France | France, Cour de cassation, Chambre criminelle, 09 janvier 2024, C2400088


LA COUR DE CASSATION, CHAMBRE CRIMINELLE, a rendu l'arrêt suivant :


N° X 23-85.810 F-D


N° 00088




ODVS
9 JANVIER 2024




CASSATION PARTIELLE




M. BONNAL président,
















R É P U B L I Q U E F R A N Ç A I S E
________________________________________




AU NOM DU PEUPLE FRANÇAIS
_________________________




ARRÊT DE LA COUR DE CASSATION, CHAMBRE CRIMINELLE,
DU 9 JANVIER 2024





> Mme [U] [P] a formé un pourvoi contre l'arrêt de la chambre de l'instruction de la cour d'appel de Paris, 10e section, en date du 29 août 2023, qui, dans l'information suivie contre elle des chefs de non-représentation d'enfant et...

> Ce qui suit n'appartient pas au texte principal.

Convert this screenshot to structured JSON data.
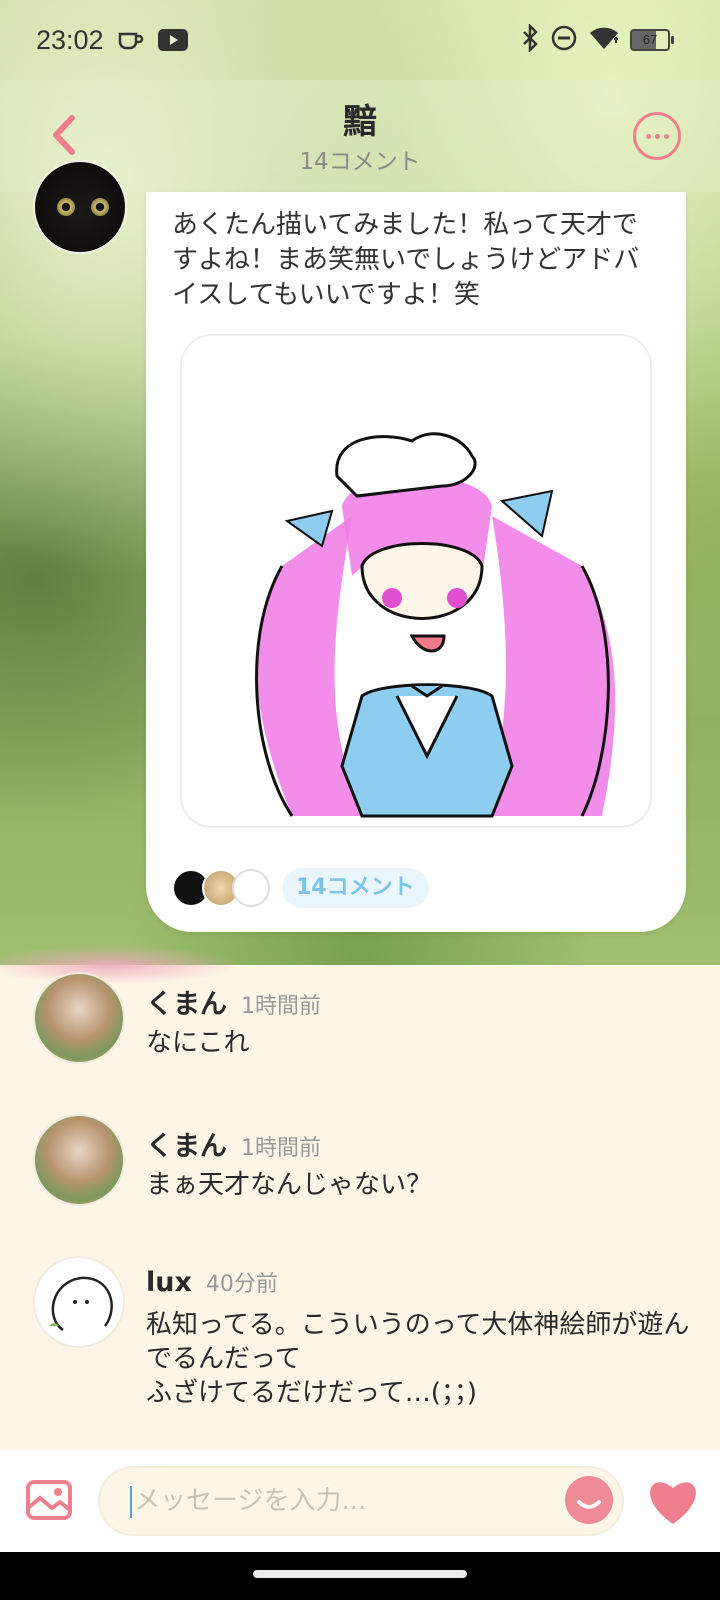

LA COUR DE CASSATION, CHAMBRE CRIMINELLE, a rendu l'arrêt suivant :

N° X 23-85.810 F-D

N° 00088

ODVS
9 JANVIER 2024

CASSATION PARTIELLE

M. BONNAL président,

R É P U B L I Q U E F R A N Ç A I S E
________________________________________

AU NOM DU PEUPLE FRANÇAIS
_________________________

ARRÊT DE LA COUR DE CASSATION, CHAMBRE CRIMINELLE,
DU 9 JANVIER 2024

Mme [U] [P] a formé un pourvoi contre l'arrêt de la chambre de l'instruction de la cour d'appel de Paris, 10e section, en date du 29 août 2023, qui, dans l'information suivie contre elle des chefs de non-représentation d'enfant et soustraction d'enfant par ascendant, a infirmé l'ordonnance du juge d'instruction la plaçant sous contrôle judiciaire.

Un mémoire a été produit.

Sur le rapport de M. Rouvière, conseiller référendaire, les observations de la SCP Spinosi, avocat de Mme [U] [P], et les conclusions de M. Lemoine, avocat général, après débats en l'audience publique du 9 janvier 2024 où étaient présents M. Bonnal, président, M. Rouvière, conseiller rapporteur, Mme Ingall-Montagnier, conseiller de la chambre, et Mme Dang Van Sung, greffier de chambre,

la chambre criminelle de la Cour de cassation, composée en application de l'article 567-1-1 du code de procédure pénale, des président et conseillers précités, après en avoir délibéré conformément à la loi, a rendu le présent arrêt.

Faits et procédure

1. Il résulte de l'arrêt attaqué et des pièces de la procédure ce qui suit.

2. De l'union de Mme [U] [P] et de M. [V] [I] est né [F] [I]-[P], le [Date naissance 1] 2012.

3. Après des décisions du juge aux affaires familiales accordant un droit de visite à M. [I] et du juge des enfants confiant le mineur aux services de l'aide sociale à l'enfance, Mme [P] a quitté son domicile avec son fils et sa fille [L], née en 2019.

4. Une information a été ouverte des chefs susvisés.

5. Interpellée au Portugal en exécution d'un mandat d'arrêt européen, elle a été remise aux autorités françaises le 7 août 2023 et mise en examen, le lendemain, de ces chefs par le juge d'instruction, qui, refusant de saisir le juge des libertés et de la détention aux fins de placement en détention provisoire, a ordonné son placement sous contrôle judiciaire.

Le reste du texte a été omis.